Another issue is the allocsite metadata, including static allocation info, for the meta-objects. I think this would need to be generated online, rather than precomputed in a -meta-meta .so.
It might be reasonable to make bigallocs for our memtables and any other huge allocations, even though we obviously don't want to hook them into the pageindex. The pageindex itself is such a structure.
More generally, we might want a story on 'sparse' bigallocs for which the pageindex isn't good. Maybe a slow path: if the pageindex fails, consult a side structure that just records the sparse stuff.
If the sparse stuff is type-uniform (any memtable), it's trivial to record its type info in its bigalloc record.
Our own __private_malloc
interface could be extended to do the hooky stuff. This will be easier when we have separated out distinct mallocs (see #21).
Anything we mmap ourselves is also in scope here. It should fall under some bigalloc. Should we hook our own mallocs (just differently from how we hook user mallocs)?
This affects e.g. how we mmap the section headers and static symtab of loaded ELF files.
The pageindex itself should have a bigalloc.

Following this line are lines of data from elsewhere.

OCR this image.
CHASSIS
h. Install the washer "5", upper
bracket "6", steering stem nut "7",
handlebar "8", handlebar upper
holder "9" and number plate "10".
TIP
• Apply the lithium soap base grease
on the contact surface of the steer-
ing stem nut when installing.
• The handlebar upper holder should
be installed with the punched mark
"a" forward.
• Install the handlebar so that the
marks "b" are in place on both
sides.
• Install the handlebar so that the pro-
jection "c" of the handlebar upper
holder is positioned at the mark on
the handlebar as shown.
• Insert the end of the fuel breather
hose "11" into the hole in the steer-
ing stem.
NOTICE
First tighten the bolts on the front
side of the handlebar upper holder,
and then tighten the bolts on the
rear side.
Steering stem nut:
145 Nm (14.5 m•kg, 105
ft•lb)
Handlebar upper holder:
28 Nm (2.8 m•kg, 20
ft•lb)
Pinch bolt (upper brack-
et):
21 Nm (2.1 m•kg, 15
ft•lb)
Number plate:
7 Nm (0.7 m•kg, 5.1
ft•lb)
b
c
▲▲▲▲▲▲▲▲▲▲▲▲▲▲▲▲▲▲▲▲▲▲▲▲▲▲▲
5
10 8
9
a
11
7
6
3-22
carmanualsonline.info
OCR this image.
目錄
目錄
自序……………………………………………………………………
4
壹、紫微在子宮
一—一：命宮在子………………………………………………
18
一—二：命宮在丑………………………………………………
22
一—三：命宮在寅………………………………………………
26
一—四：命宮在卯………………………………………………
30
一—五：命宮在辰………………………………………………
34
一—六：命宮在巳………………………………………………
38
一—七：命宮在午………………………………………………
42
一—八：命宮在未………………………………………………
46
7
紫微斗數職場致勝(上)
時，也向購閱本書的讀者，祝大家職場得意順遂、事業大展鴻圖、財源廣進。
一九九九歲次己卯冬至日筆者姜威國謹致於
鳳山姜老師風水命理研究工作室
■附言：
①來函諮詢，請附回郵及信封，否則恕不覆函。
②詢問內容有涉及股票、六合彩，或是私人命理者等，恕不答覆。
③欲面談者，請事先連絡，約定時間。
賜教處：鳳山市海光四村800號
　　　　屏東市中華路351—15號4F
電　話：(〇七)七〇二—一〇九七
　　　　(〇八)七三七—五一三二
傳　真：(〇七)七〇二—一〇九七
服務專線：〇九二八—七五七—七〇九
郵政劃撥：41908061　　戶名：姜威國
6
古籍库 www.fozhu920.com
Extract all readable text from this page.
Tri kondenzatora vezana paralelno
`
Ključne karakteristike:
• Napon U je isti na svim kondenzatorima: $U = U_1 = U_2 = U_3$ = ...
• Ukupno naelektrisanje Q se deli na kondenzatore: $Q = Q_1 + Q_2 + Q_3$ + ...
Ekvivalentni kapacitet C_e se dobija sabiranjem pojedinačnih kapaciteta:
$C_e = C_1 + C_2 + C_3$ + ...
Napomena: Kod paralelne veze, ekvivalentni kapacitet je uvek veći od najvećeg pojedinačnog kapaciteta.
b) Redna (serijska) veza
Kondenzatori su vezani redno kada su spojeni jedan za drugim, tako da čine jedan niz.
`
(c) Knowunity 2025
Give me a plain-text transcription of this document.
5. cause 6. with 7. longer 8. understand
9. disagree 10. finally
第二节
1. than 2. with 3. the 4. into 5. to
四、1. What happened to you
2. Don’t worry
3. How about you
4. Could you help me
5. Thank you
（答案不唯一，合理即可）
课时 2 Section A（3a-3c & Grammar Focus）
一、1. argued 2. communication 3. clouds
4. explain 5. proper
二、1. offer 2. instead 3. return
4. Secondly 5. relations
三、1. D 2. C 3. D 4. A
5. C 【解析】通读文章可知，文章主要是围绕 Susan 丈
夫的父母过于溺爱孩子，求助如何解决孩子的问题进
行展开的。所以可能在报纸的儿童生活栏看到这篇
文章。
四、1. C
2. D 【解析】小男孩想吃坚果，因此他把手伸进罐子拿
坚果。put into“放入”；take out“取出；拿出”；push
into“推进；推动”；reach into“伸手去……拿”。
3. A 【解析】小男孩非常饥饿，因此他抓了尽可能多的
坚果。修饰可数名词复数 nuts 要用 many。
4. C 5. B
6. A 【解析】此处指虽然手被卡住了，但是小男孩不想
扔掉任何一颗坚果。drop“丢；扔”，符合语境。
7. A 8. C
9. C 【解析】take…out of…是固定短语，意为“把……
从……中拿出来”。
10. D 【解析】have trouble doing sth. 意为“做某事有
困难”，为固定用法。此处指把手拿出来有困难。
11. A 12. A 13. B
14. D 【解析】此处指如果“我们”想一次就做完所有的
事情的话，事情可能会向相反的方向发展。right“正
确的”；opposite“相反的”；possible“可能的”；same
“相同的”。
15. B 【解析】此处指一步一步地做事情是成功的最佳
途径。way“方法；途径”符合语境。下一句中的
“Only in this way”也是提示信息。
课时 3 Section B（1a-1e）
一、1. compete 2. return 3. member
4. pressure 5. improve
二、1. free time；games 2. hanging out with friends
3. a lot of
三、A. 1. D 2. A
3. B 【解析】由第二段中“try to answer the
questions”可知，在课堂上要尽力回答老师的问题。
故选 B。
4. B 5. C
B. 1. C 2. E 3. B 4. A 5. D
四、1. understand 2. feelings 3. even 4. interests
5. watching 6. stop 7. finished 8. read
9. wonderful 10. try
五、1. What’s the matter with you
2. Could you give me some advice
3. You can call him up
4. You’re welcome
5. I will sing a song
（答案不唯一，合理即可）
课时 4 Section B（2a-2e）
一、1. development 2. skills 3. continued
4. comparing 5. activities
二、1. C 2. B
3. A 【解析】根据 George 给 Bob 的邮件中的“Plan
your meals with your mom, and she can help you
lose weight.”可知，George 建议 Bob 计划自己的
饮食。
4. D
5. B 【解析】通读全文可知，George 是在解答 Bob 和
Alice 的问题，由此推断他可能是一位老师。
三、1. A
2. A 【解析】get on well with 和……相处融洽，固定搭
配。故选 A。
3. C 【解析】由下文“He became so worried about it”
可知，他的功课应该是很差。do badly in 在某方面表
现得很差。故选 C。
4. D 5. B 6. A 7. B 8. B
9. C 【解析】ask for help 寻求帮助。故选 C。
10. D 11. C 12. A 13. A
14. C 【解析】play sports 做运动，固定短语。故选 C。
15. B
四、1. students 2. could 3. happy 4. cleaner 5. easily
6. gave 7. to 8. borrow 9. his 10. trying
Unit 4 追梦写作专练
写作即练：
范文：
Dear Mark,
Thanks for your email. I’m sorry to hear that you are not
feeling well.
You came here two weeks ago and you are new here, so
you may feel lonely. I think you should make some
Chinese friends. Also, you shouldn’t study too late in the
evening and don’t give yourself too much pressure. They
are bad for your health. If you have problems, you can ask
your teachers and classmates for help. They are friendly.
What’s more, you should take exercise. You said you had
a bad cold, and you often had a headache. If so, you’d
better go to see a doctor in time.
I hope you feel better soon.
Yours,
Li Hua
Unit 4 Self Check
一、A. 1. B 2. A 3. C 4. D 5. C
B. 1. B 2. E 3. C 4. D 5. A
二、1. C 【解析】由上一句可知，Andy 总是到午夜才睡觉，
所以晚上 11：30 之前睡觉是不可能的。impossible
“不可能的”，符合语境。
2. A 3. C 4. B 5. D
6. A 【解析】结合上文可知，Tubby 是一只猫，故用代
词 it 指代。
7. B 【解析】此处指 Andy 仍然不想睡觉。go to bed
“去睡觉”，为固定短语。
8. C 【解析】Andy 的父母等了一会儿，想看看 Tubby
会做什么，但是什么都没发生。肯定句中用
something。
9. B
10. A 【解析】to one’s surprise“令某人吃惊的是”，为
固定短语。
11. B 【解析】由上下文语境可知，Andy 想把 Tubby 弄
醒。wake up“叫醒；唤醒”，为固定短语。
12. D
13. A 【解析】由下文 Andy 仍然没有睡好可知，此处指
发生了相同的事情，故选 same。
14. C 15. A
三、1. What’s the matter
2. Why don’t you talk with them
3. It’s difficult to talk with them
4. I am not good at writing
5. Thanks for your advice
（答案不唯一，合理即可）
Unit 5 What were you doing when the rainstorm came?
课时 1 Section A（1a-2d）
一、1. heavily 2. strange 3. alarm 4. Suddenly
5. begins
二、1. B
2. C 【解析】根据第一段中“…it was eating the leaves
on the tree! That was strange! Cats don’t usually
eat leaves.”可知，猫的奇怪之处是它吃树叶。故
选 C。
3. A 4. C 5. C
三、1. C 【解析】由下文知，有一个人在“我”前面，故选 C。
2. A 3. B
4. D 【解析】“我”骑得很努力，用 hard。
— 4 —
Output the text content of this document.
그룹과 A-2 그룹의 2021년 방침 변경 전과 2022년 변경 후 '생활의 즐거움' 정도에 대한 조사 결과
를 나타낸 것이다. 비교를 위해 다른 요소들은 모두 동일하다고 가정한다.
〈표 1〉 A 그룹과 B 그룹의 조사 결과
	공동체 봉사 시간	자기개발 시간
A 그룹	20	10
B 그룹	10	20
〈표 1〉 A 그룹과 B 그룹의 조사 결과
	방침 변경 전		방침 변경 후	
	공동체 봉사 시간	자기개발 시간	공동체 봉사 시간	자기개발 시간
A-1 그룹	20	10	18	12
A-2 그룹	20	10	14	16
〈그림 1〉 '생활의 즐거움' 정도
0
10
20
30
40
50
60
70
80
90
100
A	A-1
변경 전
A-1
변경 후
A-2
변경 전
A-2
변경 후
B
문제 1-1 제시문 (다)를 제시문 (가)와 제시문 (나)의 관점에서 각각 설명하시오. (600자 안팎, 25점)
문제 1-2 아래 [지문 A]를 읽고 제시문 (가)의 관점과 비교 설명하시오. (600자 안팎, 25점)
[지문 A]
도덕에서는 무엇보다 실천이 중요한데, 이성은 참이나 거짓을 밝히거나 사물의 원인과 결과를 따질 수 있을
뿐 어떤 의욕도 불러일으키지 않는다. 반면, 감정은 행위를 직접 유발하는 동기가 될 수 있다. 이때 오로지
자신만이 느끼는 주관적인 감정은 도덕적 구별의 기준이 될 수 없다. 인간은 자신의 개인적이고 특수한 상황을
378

But then we'd have to memset a region of the pageindex. The full pageindex for a 47-bit address space and 12-bit pages has 2^35 entries, each 2 bytes, so 64GB in size. How much of the pageindex does it take to cover 64GB? It's 2^24 pages so 2^25 bytes. That's too much to allocate eagerly. So maybe we need to use /dev/ones
if we want to be meta-complete. We could define the pageindex as being bigalloc MAX. Some kind of masking may be necessary, since currently max-bigalloc is 1023 rather than 65535 (all-ones).